Ein Leistungsantrag auf Gewährung der begehrten Rente wegen Erwerbsminderung setzt nämlich voraus, dass die Verwaltung gerade
über die begehrte Leistung entschieden hat, hier also über die materiellen Voraussetzungen des Anspruchs auf Rente wegen voller
bzw. teilweiser Erwerbsminderung sowie Rente wegen teilweiser Erwerbsminderung bei Berufsunfähigkeit. Davon kann keine Rede
sein, wenn die Verwaltung einen Rentenantrag zwar unzutreffenderweise im Verfügungssatz ablehnt, dies ausweislich der Begründung
der angefochtenen Bescheide jedoch nicht aus materiellen Gründen, sondern weil der Kläger seine Mitwirkungspflichten nicht
erfüllt hat. Im Rahmen ihrer Entscheidung hat die Beklagte nicht festgestellt, dass die Anspruchsvoraussetzungen der geltend
gemachten Sozialleistung nicht erfüllt sind.
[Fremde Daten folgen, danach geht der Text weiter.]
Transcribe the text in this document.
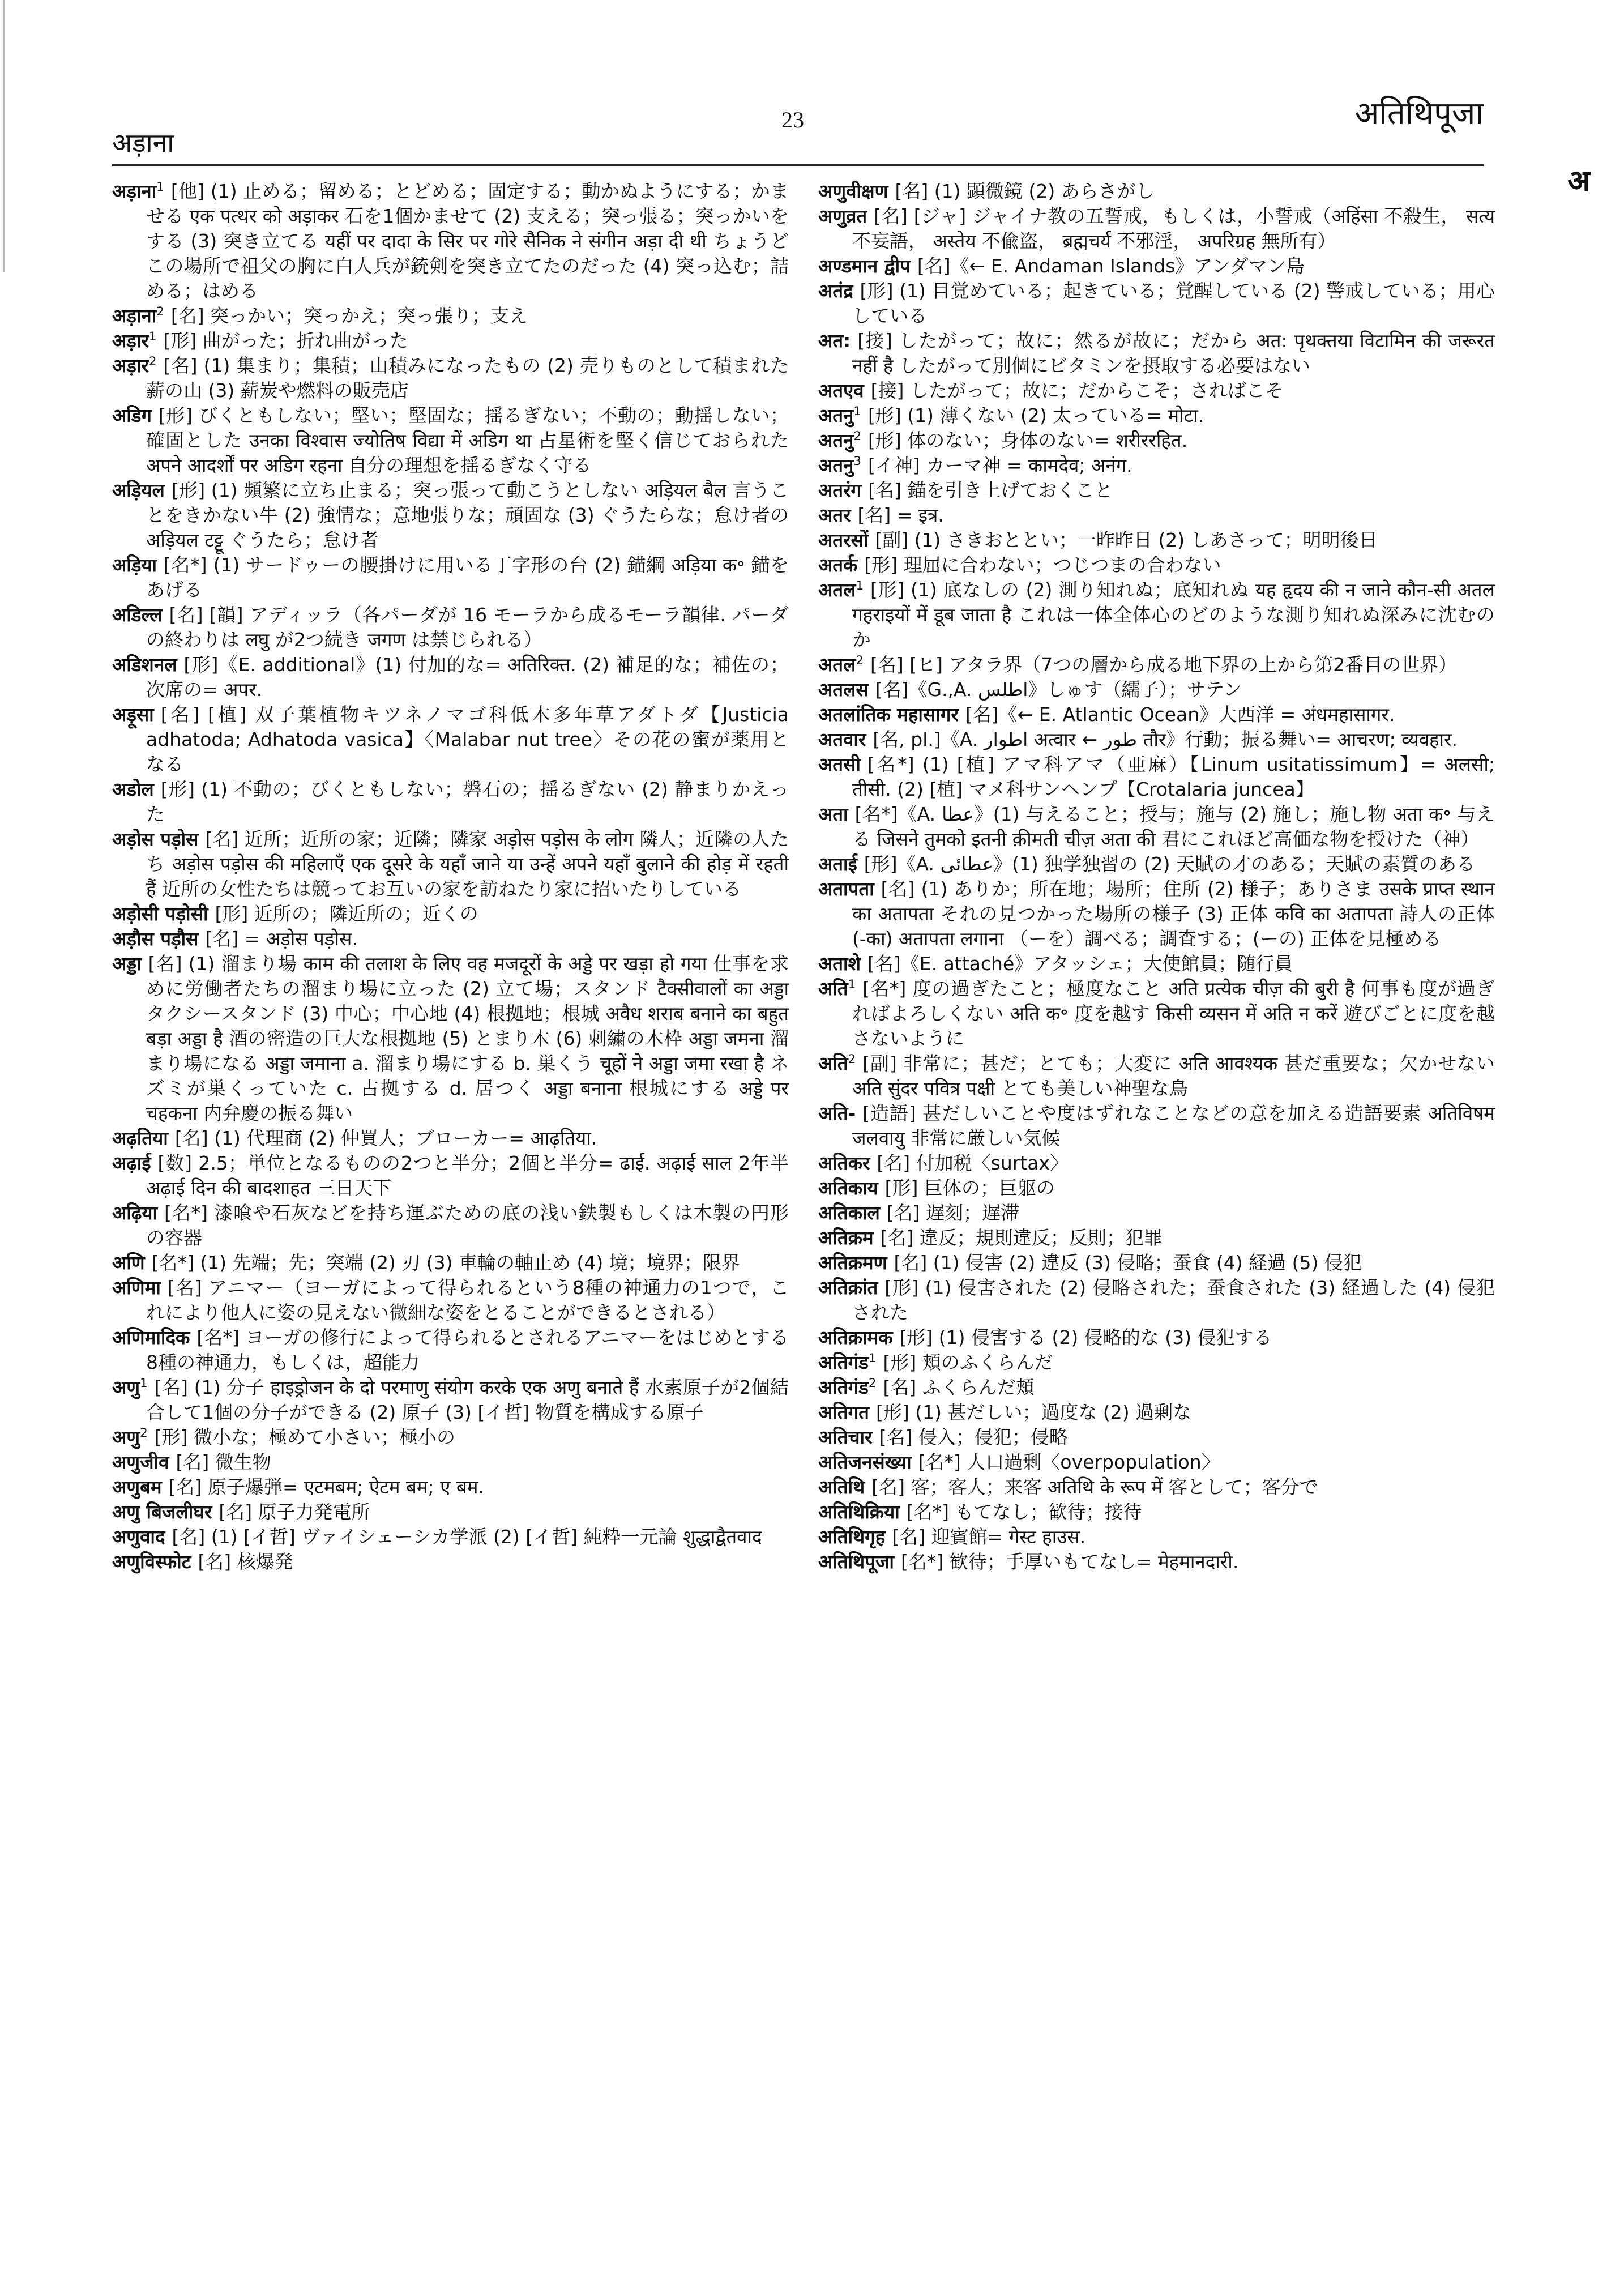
अड़ाना
23	अतिथिपूजा
अ

अड़ाना$^1$ [他] (1) 止める；留める；とどめる；固定する；動かぬようにする；かませる एक पत्थर को अड़ाकर 石を1個かませて (2) 支える；突っ張る；突っかいをする (3) 突き立てる यहीं पर दादा के सिर पर गोरे सैनिक ने संगीन अड़ा दी थी ちょうどこの場所で祖父の胸に白人兵が銃剣を突き立てたのだった (4) 突っ込む；詰める；はめる

अड़ाना$^2$ [名] 突っかい；突っかえ；突っ張り；支え

अड़ार$^1$ [形] 曲がった；折れ曲がった

अड़ार$^2$ [名] (1) 集まり；集積；山積みになったもの (2) 売りものとして積まれた薪の山 (3) 薪炭や燃料の販売店

अडिग [形] びくともしない；堅い；堅固な；揺るぎない；不動の；動揺しない；確固とした उनका विश्वास ज्योतिष विद्या में अडिग था 占星術を堅く信じておられた अपने आदर्शों पर अडिग रहना 自分の理想を揺るぎなく守る

अड़ियल [形] (1) 頻繁に立ち止まる；突っ張って動こうとしない अड़ियल बैल 言うことをきかない牛 (2) 強情な；意地張りな；頑固な (3) ぐうたらな；怠け者の अड़ियल टट्टू ぐうたら；怠け者

अड़िया [名*] (1) サードゥーの腰掛けに用いる丁字形の台 (2) 錨綱 अड़िया क॰ 錨をあげる

अडिल्ल [名] [韻] アディッラ（各パーダが 16 モーラから成るモーラ韻律. パーダの終わりは लघु が2つ続き जगण は禁じられる）

अडिशनल [形]《E. additional》(1) 付加的な= अतिरिक्त. (2) 補足的な；補佐の；次席の= अपर.

अड़ूसा [名] [植] 双子葉植物キツネノマゴ科低木多年草アダトダ【Justicia adhatoda; Adhatoda vasica】〈Malabar nut tree〉その花の蜜が薬用となる

अडोल [形] (1) 不動の；びくともしない；磐石の；揺るぎない (2) 静まりかえった

अड़ोस पड़ोस [名] 近所；近所の家；近隣；隣家 अड़ोस पड़ोस के लोग 隣人；近隣の人たち अड़ोस पड़ोस की महिलाएँ एक दूसरे के यहाँ जाने या उन्हें अपने यहाँ बुलाने की होड़ में रहती हैं 近所の女性たちは競ってお互いの家を訪ねたり家に招いたりしている

अड़ोसी पड़ोसी [形] 近所の；隣近所の；近くの

अड़ौस पड़ौस [名] = अड़ोस पड़ोस.

अड्डा [名] (1) 溜まり場 काम की तलाश के लिए वह मजदूरों के अड्डे पर खड़ा हो गया 仕事を求めに労働者たちの溜まり場に立った (2) 立て場；スタンド टैक्सीवालों का अड्डा タクシースタンド (3) 中心；中心地 (4) 根拠地；根城 अवैध शराब बनाने का बहुत बड़ा अड्डा है 酒の密造の巨大な根拠地 (5) とまり木 (6) 刺繍の木枠 अड्डा जमना 溜まり場になる अड्डा जमाना a. 溜まり場にする b. 巣くう चूहों ने अड्डा जमा रखा है ネズミが巣くっていた c. 占拠する d. 居つく अड्डा बनाना 根城にする अड्डे पर चहकना 内弁慶の振る舞い

अढ़तिया [名] (1) 代理商 (2) 仲買人；ブローカー= आढ़तिया.

अढ़ाई [数] 2.5；単位となるものの2つと半分；2個と半分= ढाई. अढ़ाई साल 2年半 अढ़ाई दिन की बादशाहत 三日天下

अढ़िया [名*] 漆喰や石灰などを持ち運ぶための底の浅い鉄製もしくは木製の円形の容器

अणि [名*] (1) 先端；先；突端 (2) 刃 (3) 車輪の軸止め (4) 境；境界；限界

अणिमा [名] アニマー（ヨーガによって得られるという8種の神通力の1つで，これにより他人に姿の見えない微細な姿をとることができるとされる）

अणिमादिक [名*] ヨーガの修行によって得られるとされるアニマーをはじめとする8種の神通力，もしくは，超能力

अणु$^1$ [名] (1) 分子 हाइड्रोजन के दो परमाणु संयोग करके एक अणु बनाते हैं 水素原子が2個結合して1個の分子ができる (2) 原子 (3) [イ哲] 物質を構成する原子

अणु$^2$ [形] 微小な；極めて小さい；極小の

अणुजीव [名] 微生物

अणुबम [名] 原子爆弾= एटमबम; ऐटम बम; ए बम.

अणु बिजलीघर [名] 原子力発電所

अणुवाद [名] (1) [イ哲] ヴァイシェーシカ学派 (2) [イ哲] 純粋一元論 शुद्धाद्वैतवाद

अणुविस्फोट [名] 核爆発

अणुवीक्षण [名] (1) 顕微鏡 (2) あらさがし

अणुव्रत [名] [ジャ] ジャイナ教の五誓戒，もしくは，小誓戒（अहिंसा 不殺生， सत्य 不妄語， अस्तेय 不偸盗， ब्रह्मचर्य 不邪淫， अपरिग्रह 無所有）

अण्डमान द्वीप [名]《← E. Andaman Islands》アンダマン島

अतंद्र [形] (1) 目覚めている；起きている；覚醒している (2) 警戒している；用心している

अत: [接] したがって；故に；然るが故に；だから अत: पृथक्तया विटामिन की जरूरत नहीं है したがって別個にビタミンを摂取する必要はない

अतएव [接] したがって；故に；だからこそ；さればこそ

अतनु$^1$ [形] (1) 薄くない (2) 太っている= मोटा.

अतनु$^2$ [形] 体のない；身体のない= शरीररहित.

अतनु$^3$ [イ神] カーマ神 = कामदेव; अनंग.

अतरंग [名] 錨を引き上げておくこと

अतर [名] = इत्र.

अतरसों [副] (1) さきおととい；一昨昨日 (2) しあさって；明明後日

अतर्क [形] 理屈に合わない；つじつまの合わない

अतल$^1$ [形] (1) 底なしの (2) 測り知れぬ；底知れぬ यह हृदय की न जाने कौन-सी अतल गहराइयों में डूब जाता है これは一体全体心のどのような測り知れぬ深みに沈むのか

अतल$^2$ [名] [ヒ] アタラ界（7つの層から成る地下界の上から第2番目の世界）

अतलस [名]《G.,A. اطلس》しゅす（繻子）；サテン

अतलांतिक महासागर [名]《← E. Atlantic Ocean》大西洋 = अंधमहासागर.

अतवार [名, pl.]《A. اطوار अत्वार ← طور तौर》行動；振る舞い= आचरण; व्यवहार.

अतसी [名*] (1) [植] アマ科アマ（亜麻）【Linum usitatissimum】= अलसी; तीसी. (2) [植] マメ科サンヘンプ【Crotalaria juncea】

अता [名*]《A. عطا》(1) 与えること；授与；施与 (2) 施し；施し物 अता क॰ 与える जिसने तुमको इतनी क़ीमती चीज़ अता की 君にこれほど高価な物を授けた（神）

अताई [形]《A. عطائی》(1) 独学独習の (2) 天賦の才のある；天賦の素質のある

अतापता [名] (1) ありか；所在地；場所；住所 (2) 様子；ありさま उसके प्राप्त स्थान का अतापता それの見つかった場所の様子 (3) 正体 कवि का अतापता 詩人の正体 (-का) अतापता लगाना （ーを）調べる；調査する；(ーの) 正体を見極める

अताशे [名]《E. attaché》アタッシェ；大使館員；随行員

अति$^1$ [名*] 度の過ぎたこと；極度なこと अति प्रत्येक चीज़ की बुरी है 何事も度が過ぎればよろしくない अति क॰ 度を越す किसी व्यसन में अति न करें 遊びごとに度を越さないように

अति$^2$ [副] 非常に；甚だ；とても；大変に अति आवश्यक 甚だ重要な；欠かせない अति सुंदर पवित्र पक्षी とても美しい神聖な鳥

अति- [造語] 甚だしいことや度はずれなことなどの意を加える造語要素 अतिविषम जलवायु 非常に厳しい気候

अतिकर [名] 付加税〈surtax〉

अतिकाय [形] 巨体の；巨躯の

अतिकाल [名] 遅刻；遅滞

अतिक्रम [名] 違反；規則違反；反則；犯罪

अतिक्रमण [名] (1) 侵害 (2) 違反 (3) 侵略；蚕食 (4) 経過 (5) 侵犯

अतिक्रांत [形] (1) 侵害された (2) 侵略された；蚕食された (3) 経過した (4) 侵犯された

अतिक्रामक [形] (1) 侵害する (2) 侵略的な (3) 侵犯する

अतिगंड$^1$ [形] 頬のふくらんだ

अतिगंड$^2$ [名] ふくらんだ頬

अतिगत [形] (1) 甚だしい；過度な (2) 過剰な

अतिचार [名] 侵入；侵犯；侵略

अतिजनसंख्या [名*] 人口過剰〈overpopulation〉

अतिथि [名] 客；客人；来客 अतिथि के रूप में 客として；客分で

अतिथिक्रिया [名*] もてなし；歓待；接待

अतिथिगृह [名] 迎賓館= गेस्ट हाउस.

अतिथिपूजा [名*] 歓待；手厚いもてなし= मेहमानदारी.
Mit der Ablehnung einer Rentenleistung mangels Mitwirkung hat die Beklagte eine
Entscheidung getroffen, die sich ihrem Wesen nach von der Ablehnung des Leistungsanspruchs wegen des Fehlens einer Anspruchsvoraussetzung
unterscheidet. Die Anfechtung einer Versagung einer Rentenleistung kann daher nicht zulässigerweise zusätzlich mit einer Leistungsklage
verbunden werden, die Versagung ist vielmehr allein mit der Anfechtungsklage anzugreifen.
Mangels Vorliegens einer Entscheidung der Verwaltung über die Anspruchsvoraussetzungen des geltend gemachten Anspruchs auf
Rente wegen Erwerbsminderung ist die Klage in ihrem zweiten Antrag damit unzulässig (vgl. Meyer-Ladewig,
SGG, §
54 Rn. 39 a). Dasselbe gilt für den im Rahmen des Klageverfahrens geltend gemachten und mit der Berufung weiterverfolgten Zinsanspruch.
Auch insoweit liegt keine Entscheidung der Beklagten vor.
Soweit der Kläger "Leistungen nach dem Bundesversorgungsgesetz" begehrt, ist er gehalten, einen entsprechenden Antrag bei der zuständigen Behörde zu stellen. Die erst im Berufungsverfahren
hierauf erhobene Klage ist mangels vorliegender Entscheidung des zuständigen Verwaltungsträgers unzulässig. Eine notwendige
Beiladung des Freistaats Bayern gem. §
75 Abs.
2 SGG und Verurteilung des Beigeladenen scheidet aus, da sich hier nicht ergibt, dass bei der Ablehnung des Anspruchs in Angelegenheiten
des sozialen Entschädigungsrechts der Freistaat Bayern als leistungspflichtig in Betracht kommt. Dies schon deshalb, weil
über die Frage, ob tatsächlich ein Rentenanspruch des Klägers gegen die Beklagte besteht, mit dieser Entscheidung nicht im
Sinne einer Ablehnung befunden wird.
Die Kostenentscheidung beruht auf §§
183,193
Sozialgerichtsgesetz und berücksichtigt den Umstand, dass der Kläger zum Teil erfolgreich war.
Gründe, die Revision zuzulassen, bestehen nicht.